In the end she died without my youngest sister and me around her. We had just returned to America after visiting her when she had a stroke. Life did not provide me with an opportunity to be by her bedside with short notice. Until the end her memory was sharp and she remembered that two of her daughters were not with her. Being a physician, I could have stopped the pokes and punctures, spared her from the pain of being tethered to the tubes and machines, and the uselessness of the last-minute efforts to keep her on a respirator. I would like to have held her hand and let her know one more time, how much I loved her.
She remains in my thoughts, a lot at times. More so since I’m passing through that stage in life when you begin to reflect on how your mother handled her own late age issues.

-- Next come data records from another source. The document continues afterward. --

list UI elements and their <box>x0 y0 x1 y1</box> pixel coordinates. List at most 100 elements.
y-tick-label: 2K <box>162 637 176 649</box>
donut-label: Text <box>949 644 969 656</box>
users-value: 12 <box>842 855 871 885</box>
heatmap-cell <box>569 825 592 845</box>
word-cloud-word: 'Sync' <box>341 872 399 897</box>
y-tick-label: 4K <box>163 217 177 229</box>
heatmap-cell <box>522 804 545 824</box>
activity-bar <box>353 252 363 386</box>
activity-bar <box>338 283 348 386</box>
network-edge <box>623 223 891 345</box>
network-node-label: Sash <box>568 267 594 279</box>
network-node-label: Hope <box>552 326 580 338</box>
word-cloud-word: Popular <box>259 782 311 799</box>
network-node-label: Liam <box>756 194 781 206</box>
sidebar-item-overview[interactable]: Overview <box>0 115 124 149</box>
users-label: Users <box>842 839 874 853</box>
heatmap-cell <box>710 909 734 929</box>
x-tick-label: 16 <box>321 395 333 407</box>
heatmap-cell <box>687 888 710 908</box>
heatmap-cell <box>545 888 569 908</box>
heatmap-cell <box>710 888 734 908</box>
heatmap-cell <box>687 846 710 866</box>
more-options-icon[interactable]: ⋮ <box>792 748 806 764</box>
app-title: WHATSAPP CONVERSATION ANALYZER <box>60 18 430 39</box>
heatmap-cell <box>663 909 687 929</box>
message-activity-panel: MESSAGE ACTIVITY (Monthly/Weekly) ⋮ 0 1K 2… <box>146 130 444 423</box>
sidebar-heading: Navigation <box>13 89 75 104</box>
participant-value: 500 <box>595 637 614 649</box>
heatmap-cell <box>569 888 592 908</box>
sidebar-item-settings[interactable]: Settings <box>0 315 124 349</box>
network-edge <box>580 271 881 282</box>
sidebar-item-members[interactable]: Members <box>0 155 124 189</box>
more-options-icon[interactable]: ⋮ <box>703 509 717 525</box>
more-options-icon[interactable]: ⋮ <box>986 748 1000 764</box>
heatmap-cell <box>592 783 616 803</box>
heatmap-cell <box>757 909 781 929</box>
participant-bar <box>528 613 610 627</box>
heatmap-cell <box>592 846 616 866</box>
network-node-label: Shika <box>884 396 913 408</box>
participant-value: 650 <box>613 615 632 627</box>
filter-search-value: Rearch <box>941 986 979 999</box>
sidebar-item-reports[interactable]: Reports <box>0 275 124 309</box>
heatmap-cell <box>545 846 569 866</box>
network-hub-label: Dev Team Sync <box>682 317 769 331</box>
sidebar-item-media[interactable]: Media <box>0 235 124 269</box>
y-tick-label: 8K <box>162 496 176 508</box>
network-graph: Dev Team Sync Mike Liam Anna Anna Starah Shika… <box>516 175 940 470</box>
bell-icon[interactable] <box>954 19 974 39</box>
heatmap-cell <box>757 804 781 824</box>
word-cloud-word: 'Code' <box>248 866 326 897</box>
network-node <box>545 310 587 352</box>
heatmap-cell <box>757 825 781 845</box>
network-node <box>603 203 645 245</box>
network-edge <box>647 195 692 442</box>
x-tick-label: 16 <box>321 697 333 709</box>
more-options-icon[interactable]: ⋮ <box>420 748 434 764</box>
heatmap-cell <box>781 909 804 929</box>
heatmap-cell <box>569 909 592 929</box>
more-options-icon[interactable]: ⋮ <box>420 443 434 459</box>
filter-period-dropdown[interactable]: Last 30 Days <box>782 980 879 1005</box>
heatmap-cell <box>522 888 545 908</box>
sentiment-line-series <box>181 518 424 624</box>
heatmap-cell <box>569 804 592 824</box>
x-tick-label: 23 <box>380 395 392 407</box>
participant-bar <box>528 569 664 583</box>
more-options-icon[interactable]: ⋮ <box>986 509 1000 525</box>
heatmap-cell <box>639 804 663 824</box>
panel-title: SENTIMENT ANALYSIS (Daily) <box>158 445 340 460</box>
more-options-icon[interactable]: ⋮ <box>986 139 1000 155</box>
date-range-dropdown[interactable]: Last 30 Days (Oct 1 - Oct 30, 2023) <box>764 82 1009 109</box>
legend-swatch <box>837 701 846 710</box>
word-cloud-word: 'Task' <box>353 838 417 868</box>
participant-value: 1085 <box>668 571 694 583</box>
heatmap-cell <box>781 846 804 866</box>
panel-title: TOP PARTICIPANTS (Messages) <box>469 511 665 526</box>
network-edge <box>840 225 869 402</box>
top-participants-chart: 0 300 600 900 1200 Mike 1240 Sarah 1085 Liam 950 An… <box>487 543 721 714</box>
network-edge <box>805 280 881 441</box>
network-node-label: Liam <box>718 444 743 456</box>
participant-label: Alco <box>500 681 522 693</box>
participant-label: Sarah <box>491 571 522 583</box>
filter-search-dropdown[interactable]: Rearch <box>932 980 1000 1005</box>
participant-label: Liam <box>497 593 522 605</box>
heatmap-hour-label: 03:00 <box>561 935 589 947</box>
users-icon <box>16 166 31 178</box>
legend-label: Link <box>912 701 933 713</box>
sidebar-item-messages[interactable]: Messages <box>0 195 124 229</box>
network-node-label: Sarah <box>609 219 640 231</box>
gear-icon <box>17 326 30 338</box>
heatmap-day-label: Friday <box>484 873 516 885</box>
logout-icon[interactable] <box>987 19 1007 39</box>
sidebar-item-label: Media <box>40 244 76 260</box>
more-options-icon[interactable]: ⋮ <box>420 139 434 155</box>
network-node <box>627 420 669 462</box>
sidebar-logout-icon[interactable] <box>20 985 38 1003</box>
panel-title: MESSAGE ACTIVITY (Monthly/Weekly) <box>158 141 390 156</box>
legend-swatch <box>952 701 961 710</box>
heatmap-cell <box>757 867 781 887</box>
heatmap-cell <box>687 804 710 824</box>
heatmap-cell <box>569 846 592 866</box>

I used to be plagued by the questions on the origin of the universe to which the scientists do not have an answer yet. Now I’m intrigued by the origin of life and where we go after death, just as Democritus and Plato tried 2,000 years ago. In a nutshell, the progress we had made since Plato can be reduced to the fact that the littlest particle that’s important is the atom for sure, vital information contained in the DNA to be more specific. In The Universe In A Nutshell Professor Hawking helps us understand the generalities, but what happened to my mother’s DNA and soul after her death remain unanswered.
I’m one of those who believe in rebirth; probably it’s just one of those convenient myths. The way I see it, to die is an opportunity to redefine oneself and be perfected before rebirth. I visualize my mother’s DNA entity happily traversing the space between the stars and the galaxies, finally settling back on earth somewhere to be reborn as a modern woman.